If Home Affairs were smart, they'd be modelling this based on what Australia and New Zealand are doing.
Neither country issues physical passport labels any longer (NZ will, on request, but only after your visa has been approved, and you will need to fork up an extra $130
and courier your passport to Auckland). Instead, one is issued with a confirmation letter showing the details of the visa one holds (which is an electronic record in the immigration database), which one then prints out and presents at check-in and border control. INZ has a handy explanation of their eVisas
here (together with sample letters).
That said, both countries often require some physical passport evidence. NZ requires South African passport holders to submit their passports for physical verification if it's a passport they don't have record of: for on-shore South Africans, this requires couriering or physically dropping off the passport at the Visa Application Centre in Pretoria (but they return it as soon as it's verified and scanned in, usually a day later). Australia requires the applicant present oneself in person with passport for both passport verification and biometrics capture.
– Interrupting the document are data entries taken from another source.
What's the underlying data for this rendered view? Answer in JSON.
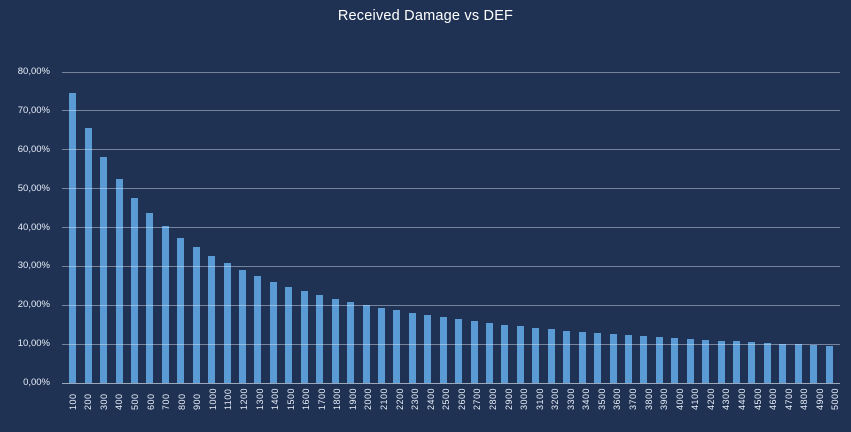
{
  "colors": {
    "background": "#1f3254",
    "bar": "#5b9bd5",
    "gridline": "rgba(222,232,245,0.45)",
    "text": "#ffffff",
    "axis_text": "#e8eef7"
  },
  "chart_data": {
    "type": "bar",
    "title": "Received Damage vs DEF",
    "xlabel": "",
    "ylabel": "",
    "ylim": [
      0,
      80
    ],
    "ytick_step": 10,
    "ytick_labels": [
      "0,00%",
      "10,00%",
      "20,00%",
      "30,00%",
      "40,00%",
      "50,00%",
      "60,00%",
      "70,00%",
      "80,00%"
    ],
    "grid": true,
    "legend": false,
    "categories": [
      "100",
      "200",
      "300",
      "400",
      "500",
      "600",
      "700",
      "800",
      "900",
      "1000",
      "1100",
      "1200",
      "1300",
      "1400",
      "1500",
      "1600",
      "1700",
      "1800",
      "1900",
      "2000",
      "2100",
      "2200",
      "2300",
      "2400",
      "2500",
      "2600",
      "2700",
      "2800",
      "2900",
      "3000",
      "3100",
      "3200",
      "3300",
      "3400",
      "3500",
      "3600",
      "3700",
      "3800",
      "3900",
      "4000",
      "4100",
      "4200",
      "4300",
      "4400",
      "4500",
      "4600",
      "4700",
      "4800",
      "4900",
      "5000"
    ],
    "values": [
      74.6,
      65.5,
      58.2,
      52.4,
      47.7,
      43.7,
      40.3,
      37.4,
      34.9,
      32.7,
      30.8,
      29.0,
      27.5,
      26.1,
      24.8,
      23.7,
      22.7,
      21.7,
      20.9,
      20.1,
      19.3,
      18.7,
      18.0,
      17.4,
      16.9,
      16.4,
      15.9,
      15.4,
      15.0,
      14.6,
      14.2,
      13.9,
      13.5,
      13.2,
      12.9,
      12.6,
      12.3,
      12.1,
      11.8,
      11.6,
      11.3,
      11.1,
      10.9,
      10.7,
      10.5,
      10.3,
      10.1,
      10.0,
      9.8,
      9.6
    ]
  }
}
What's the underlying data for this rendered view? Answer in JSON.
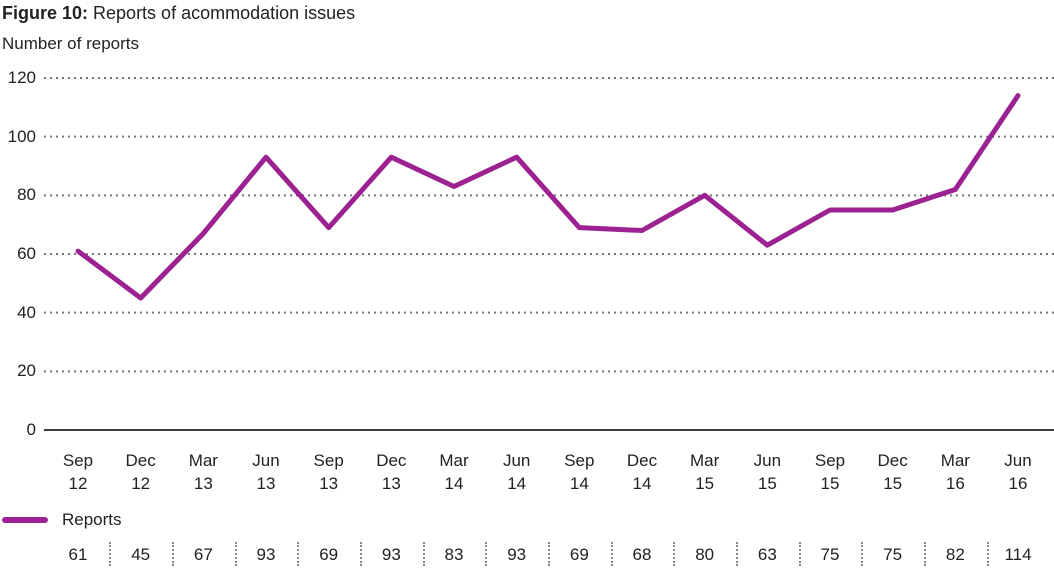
{
  "header": {
    "title_prefix": "Figure 10:",
    "title_rest": "Reports of acommodation issues",
    "subtitle": "Number of reports"
  },
  "legend": {
    "label": "Reports"
  },
  "colors": {
    "line": "#9c2191",
    "text": "#232122",
    "grid": "#767676",
    "axis": "#3c3c3c",
    "separator": "#8a8a8a"
  },
  "chart_data": {
    "type": "line",
    "title": "Figure 10: Reports of acommodation issues",
    "ylabel": "Number of reports",
    "xlabel": "",
    "categories": [
      "Sep 12",
      "Dec 12",
      "Mar 13",
      "Jun 13",
      "Sep 13",
      "Dec 13",
      "Mar 14",
      "Jun 14",
      "Sep 14",
      "Dec 14",
      "Mar 15",
      "Jun 15",
      "Sep 15",
      "Dec 15",
      "Mar 16",
      "Jun 16"
    ],
    "series": [
      {
        "name": "Reports",
        "color": "#9c2191",
        "values": [
          61,
          45,
          67,
          93,
          69,
          93,
          83,
          93,
          69,
          68,
          80,
          63,
          75,
          75,
          82,
          114
        ]
      }
    ],
    "ylim": [
      0,
      120
    ],
    "yticks": [
      0,
      20,
      40,
      60,
      80,
      100,
      120
    ],
    "grid": "horizontal-dotted",
    "legend_position": "bottom-left",
    "value_labels_row": true
  }
}
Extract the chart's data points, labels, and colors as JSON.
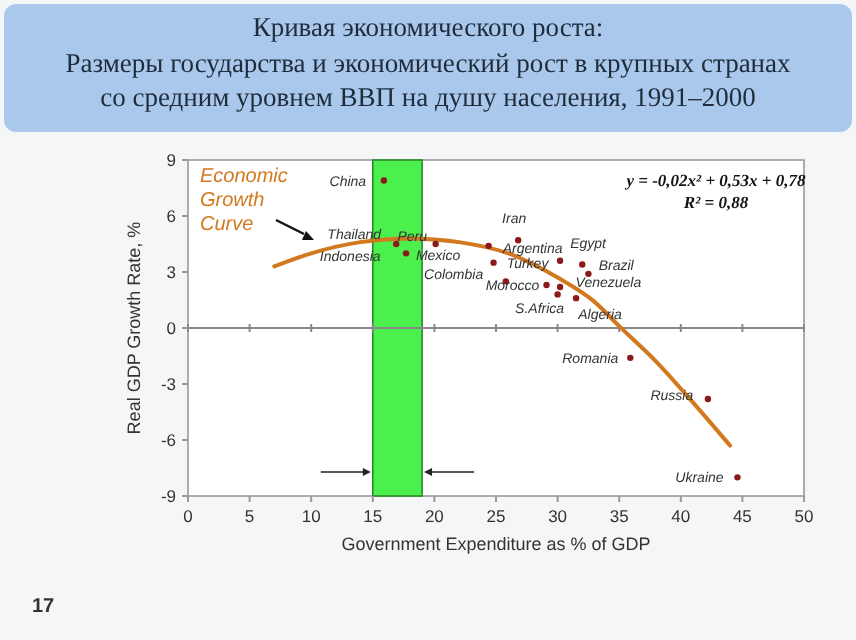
{
  "chart_data": {
    "type": "scatter",
    "title": "Кривая экономического роста:",
    "subtitle": "Размеры государства и экономический рост в крупных странах со средним уровнем ВВП на душу населения, 1991–2000",
    "xlabel": "Government Expenditure as % of GDP",
    "ylabel": "Real GDP Growth Rate, %",
    "xlim": [
      0,
      50
    ],
    "ylim": [
      -9,
      9
    ],
    "xticks": [
      0,
      5,
      10,
      15,
      20,
      25,
      30,
      35,
      40,
      45,
      50
    ],
    "yticks": [
      -9,
      -6,
      -3,
      0,
      3,
      6,
      9
    ],
    "grid": false,
    "series": [
      {
        "type": "scatter",
        "color": "#8b1a1a",
        "marker": "circle",
        "x": [
          15.9,
          16.9,
          17.7,
          20.1,
          24.4,
          24.8,
          26.8,
          30.2,
          32,
          25.8,
          29.1,
          30.2,
          30,
          31.5,
          32.5,
          35.9,
          42.2,
          44.6
        ],
        "values": [
          7.9,
          4.5,
          4.0,
          4.5,
          4.4,
          3.5,
          4.7,
          3.6,
          3.4,
          2.5,
          2.3,
          2.2,
          1.8,
          1.6,
          2.9,
          -1.6,
          -3.8,
          -8.0
        ]
      },
      {
        "type": "line",
        "color": "#d2791f",
        "marker": "none",
        "line_style": "solid",
        "x": [
          7,
          10,
          14,
          18,
          22,
          26,
          30,
          33,
          35,
          38,
          41,
          44
        ],
        "values": [
          3.3,
          4.0,
          4.6,
          4.8,
          4.6,
          4.0,
          2.7,
          1.4,
          0.1,
          -1.8,
          -4.0,
          -6.3
        ]
      }
    ],
    "bands": [
      {
        "axis": "x",
        "from": 15,
        "to": 19,
        "color": "#4cf04c"
      }
    ],
    "ref_lines": [
      {
        "axis": "y",
        "value": 0,
        "color": "#888888"
      }
    ],
    "annotations": [
      "Economic Growth Curve",
      "y = -0,02x² + 0,53x + 0,78",
      "R² = 0,88",
      {
        "text": "China",
        "x": 15.9,
        "y": 7.9
      },
      {
        "text": "Thailand",
        "x": 16.9,
        "y": 4.5
      },
      {
        "text": "Peru",
        "x": 16.9,
        "y": 4.5
      },
      {
        "text": "Indonesia",
        "x": 16.9,
        "y": 4.5
      },
      {
        "text": "Mexico",
        "x": 17.7,
        "y": 4.0
      },
      {
        "text": "Colombia",
        "x": 20.1,
        "y": 4.5
      },
      {
        "text": "Iran",
        "x": 26.8,
        "y": 4.7
      },
      {
        "text": "Argentina",
        "x": 24.4,
        "y": 4.4
      },
      {
        "text": "Turkey",
        "x": 24.8,
        "y": 3.5
      },
      {
        "text": "Egypt",
        "x": 30.2,
        "y": 3.6
      },
      {
        "text": "Brazil",
        "x": 32,
        "y": 3.4
      },
      {
        "text": "Venezuela",
        "x": 32.5,
        "y": 2.9
      },
      {
        "text": "Morocco",
        "x": 29.1,
        "y": 2.3
      },
      {
        "text": "S.Africa",
        "x": 30,
        "y": 1.8
      },
      {
        "text": "Algeria",
        "x": 31.5,
        "y": 1.6
      },
      {
        "text": "Romania",
        "x": 35.9,
        "y": -1.6
      },
      {
        "text": "Russia",
        "x": 42.2,
        "y": -3.8
      },
      {
        "text": "Ukraine",
        "x": 44.6,
        "y": -8.0
      },
      "17"
    ]
  }
}
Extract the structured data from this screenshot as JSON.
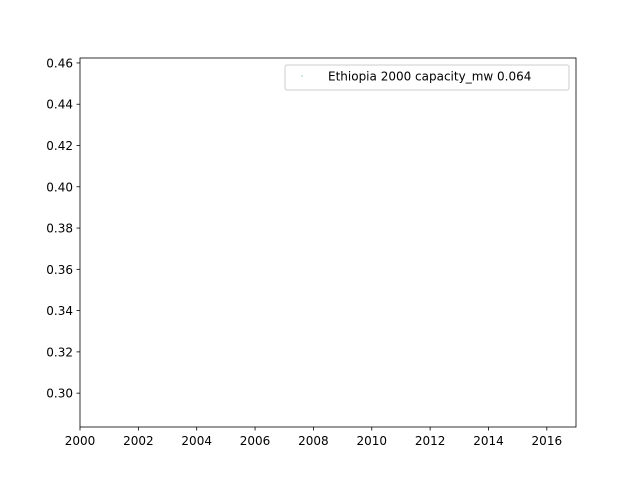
{
  "chart_data": {
    "type": "scatter",
    "title": "",
    "xlabel": "",
    "ylabel": "",
    "xlim": [
      2000,
      2017
    ],
    "ylim": [
      0.2836,
      0.4624
    ],
    "xticks": [
      2000,
      2002,
      2004,
      2006,
      2008,
      2010,
      2012,
      2014,
      2016
    ],
    "yticks": [
      0.3,
      0.32,
      0.34,
      0.36,
      0.38,
      0.4,
      0.42,
      0.44,
      0.46
    ],
    "xtick_labels": [
      "2000",
      "2002",
      "2004",
      "2006",
      "2008",
      "2010",
      "2012",
      "2014",
      "2016"
    ],
    "ytick_labels": [
      "0.30",
      "0.32",
      "0.34",
      "0.36",
      "0.38",
      "0.40",
      "0.42",
      "0.44",
      "0.46"
    ],
    "grid": false,
    "legend_position": "top-right",
    "series": [
      {
        "name": "Ethiopia 2000 capacity_mw 0.064",
        "color": "#1f77b4",
        "points": []
      }
    ]
  }
}
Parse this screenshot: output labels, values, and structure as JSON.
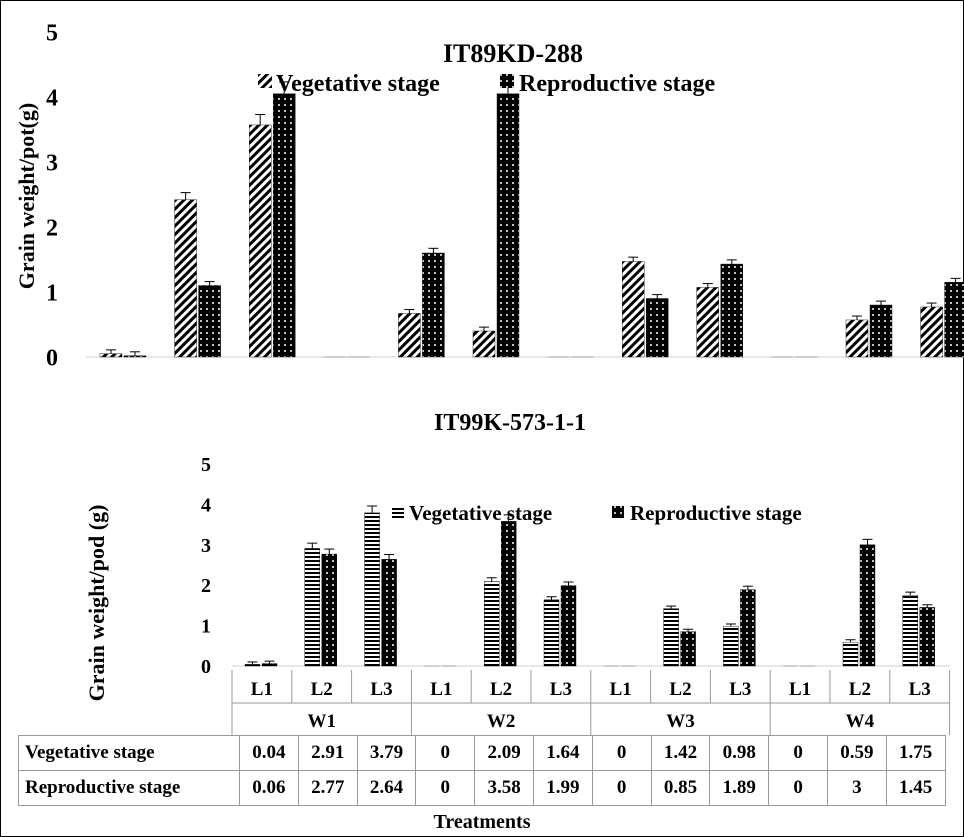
{
  "chart_data": [
    {
      "type": "bar",
      "title": "IT89KD-288",
      "ylabel": "Grain weight/pot(g)",
      "ylim": [
        0,
        5
      ],
      "yticks": [
        0,
        1,
        2,
        3,
        4,
        5
      ],
      "legend_position": "top-center",
      "series": [
        {
          "name": "Vegetative stage",
          "pattern": "diagonal-hatch",
          "values": [
            0.05,
            2.42,
            3.57,
            0,
            0.67,
            0.4,
            0,
            1.47,
            1.07,
            0,
            0.57,
            0.77
          ]
        },
        {
          "name": "Reproductive stage",
          "pattern": "black-dots",
          "values": [
            0.02,
            1.1,
            4.05,
            0,
            1.6,
            4.05,
            0,
            0.9,
            1.43,
            0,
            0.8,
            1.15
          ]
        }
      ]
    },
    {
      "type": "bar",
      "title": "IT99K-573-1-1",
      "ylabel": "Grain weight/pod (g)",
      "xlabel": "Treatments",
      "ylim": [
        0,
        5
      ],
      "yticks": [
        0,
        1,
        2,
        3,
        4,
        5
      ],
      "legend_position": "top-right",
      "levels": [
        "L1",
        "L2",
        "L3",
        "L1",
        "L2",
        "L3",
        "L1",
        "L2",
        "L3",
        "L1",
        "L2",
        "L3"
      ],
      "groups": [
        "W1",
        "W2",
        "W3",
        "W4"
      ],
      "series": [
        {
          "name": "Vegetative stage",
          "pattern": "horizontal-lines",
          "values": [
            0.04,
            2.91,
            3.79,
            0,
            2.09,
            1.64,
            0,
            1.42,
            0.98,
            0,
            0.59,
            1.75
          ]
        },
        {
          "name": "Reproductive stage",
          "pattern": "black-dots",
          "values": [
            0.06,
            2.77,
            2.64,
            0,
            3.58,
            1.99,
            0,
            0.85,
            1.89,
            0,
            3,
            1.45
          ]
        }
      ]
    }
  ],
  "table": {
    "rows": [
      {
        "label": "Vegetative stage",
        "values": [
          "0.04",
          "2.91",
          "3.79",
          "0",
          "2.09",
          "1.64",
          "0",
          "1.42",
          "0.98",
          "0",
          "0.59",
          "1.75"
        ]
      },
      {
        "label": "Reproductive stage",
        "values": [
          "0.06",
          "2.77",
          "2.64",
          "0",
          "3.58",
          "1.99",
          "0",
          "0.85",
          "1.89",
          "0",
          "3",
          "1.45"
        ]
      }
    ]
  }
}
The eGates work with biometric passports only (so Home Affairs should be looking at issuing those, if they aren't already), and only citizens and other trusted countries (usually visa waiver countries) get to use them (so, as other posters pointed out, expect South African passport holders abroad to still have to go through manual processing). I don't have first-hand knowledge of these things, but as the holder of a British passport (and with her NZ Resident Visa linked to that passport), Mrs Kel does, and goes straight off to retrieve our luggage while I languish in the manual processing queue (though, as the holder of a Resident Visa myself, I legally cannot be denied entry permission, and so once I eventually get to the head of the queue, it's 15 seconds processing and done). From what she's told me, the system scans your passport and the biometric chip, asks you some questions about yourself and your intended purpose (depending on what passport you have and if you already have a visa or are from a visa waiver country and are applying for a Visitor Visa on entry), then takes a photo of you and compares this with the digital photo from the biometrics chip. If the system is happy, in you come; if not, it refers you to manual processing.
Note that minors can't use eGates: children's appearances change quickly enough that the eGates are unable to do biometric matching. Hence, I'm usually lumped with families travelling together in the manual processing queue.
Unfortunately, I have little faith that Home Affairs is smart, and every expectation that South Africa will get a flaky, insecure, and tenderpreneured version of both eVisas and eGates instead.